I wondered about the robots.txt
I can see the case for it, I could also see the case for allowing at least Google to index the site.
Has there been some discussion about this previously?
At this point we try to block pretty much everything even remotely related to AI companies.
Soon we will probably have to block Chrome browsers when they start to use them to scrape websites without their users knowing (yes that is why AI companies started to make their own browsers and Mozilla is planning the same proudly proclaiming how “stealthy” they can be with that.).
Google search results have become so useless that I see little point left trying to accomodate their search bot 🤷
Yes I am bitter and can’t wait for the AI bubble to pop.
It’s any day now I think, EU pension funds are moving out https://www.removepaywall.com/search?url=https%3A%2F%2Fwww.ft.com%2Fcontent%2F9d90d557-48e5-4f4b-a927-88071cef8ea9
Would you be up for re-enabling Google indexing? It is crappy, but still…
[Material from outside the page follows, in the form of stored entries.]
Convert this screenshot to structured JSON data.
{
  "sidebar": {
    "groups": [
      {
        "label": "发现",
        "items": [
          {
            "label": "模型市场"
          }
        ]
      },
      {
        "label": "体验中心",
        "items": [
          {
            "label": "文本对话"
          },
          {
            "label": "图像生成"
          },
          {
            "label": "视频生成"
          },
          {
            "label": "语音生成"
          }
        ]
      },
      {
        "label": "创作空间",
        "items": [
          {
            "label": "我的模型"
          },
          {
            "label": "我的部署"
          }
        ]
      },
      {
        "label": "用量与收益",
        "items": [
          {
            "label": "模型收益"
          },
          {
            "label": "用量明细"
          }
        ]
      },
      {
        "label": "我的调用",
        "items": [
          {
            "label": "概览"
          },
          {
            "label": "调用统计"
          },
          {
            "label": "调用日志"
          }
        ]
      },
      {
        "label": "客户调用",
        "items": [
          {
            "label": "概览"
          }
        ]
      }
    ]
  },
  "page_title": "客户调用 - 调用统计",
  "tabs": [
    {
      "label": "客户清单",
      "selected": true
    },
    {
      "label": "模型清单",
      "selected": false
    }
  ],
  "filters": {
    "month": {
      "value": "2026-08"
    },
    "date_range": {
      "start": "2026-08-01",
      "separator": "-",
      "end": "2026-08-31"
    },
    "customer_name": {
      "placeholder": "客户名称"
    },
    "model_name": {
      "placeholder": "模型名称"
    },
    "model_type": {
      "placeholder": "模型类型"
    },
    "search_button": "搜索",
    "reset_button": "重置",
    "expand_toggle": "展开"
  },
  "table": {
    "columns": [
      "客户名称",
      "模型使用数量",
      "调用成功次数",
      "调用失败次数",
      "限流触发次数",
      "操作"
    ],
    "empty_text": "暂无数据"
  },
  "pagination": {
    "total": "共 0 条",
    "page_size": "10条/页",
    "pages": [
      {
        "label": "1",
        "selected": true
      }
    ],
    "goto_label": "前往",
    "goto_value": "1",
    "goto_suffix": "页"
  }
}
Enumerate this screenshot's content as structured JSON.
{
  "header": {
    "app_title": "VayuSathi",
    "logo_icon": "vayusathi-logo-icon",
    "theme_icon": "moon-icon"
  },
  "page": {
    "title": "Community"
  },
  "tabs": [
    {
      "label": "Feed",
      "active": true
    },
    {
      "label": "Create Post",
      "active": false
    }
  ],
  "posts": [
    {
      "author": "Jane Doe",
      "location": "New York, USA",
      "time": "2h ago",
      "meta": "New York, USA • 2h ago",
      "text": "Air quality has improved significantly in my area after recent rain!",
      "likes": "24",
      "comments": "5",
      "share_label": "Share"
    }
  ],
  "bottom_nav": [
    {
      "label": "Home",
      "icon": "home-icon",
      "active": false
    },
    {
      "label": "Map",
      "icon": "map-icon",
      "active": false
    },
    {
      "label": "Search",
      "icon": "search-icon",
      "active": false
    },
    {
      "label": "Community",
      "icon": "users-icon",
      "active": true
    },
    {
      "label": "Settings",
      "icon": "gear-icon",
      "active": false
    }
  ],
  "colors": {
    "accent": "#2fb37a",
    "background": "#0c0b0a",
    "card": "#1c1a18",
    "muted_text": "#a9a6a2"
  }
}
Not very motivated, but I can look into it.
I think it would just be
User-agent: * Disallow: / User-agent: Googlebot Allow: /Ok I tried to allow-list some search engine spiders in the robot.txt, however they will probably still just run into the AI scraper block if they act too shady.
But honestly, I highly doubt we will get much traffic from Google search. It’s completely gone to shit these days.
There has and IIRC it’s to help prevent scraping.
deleted by creator
In the bottom
User-agent: * Disallow: /Blocks all scrapers and superseeds the text above AFAIK

deleted by creator
I wonder if it was a short term fix that got forgotten about…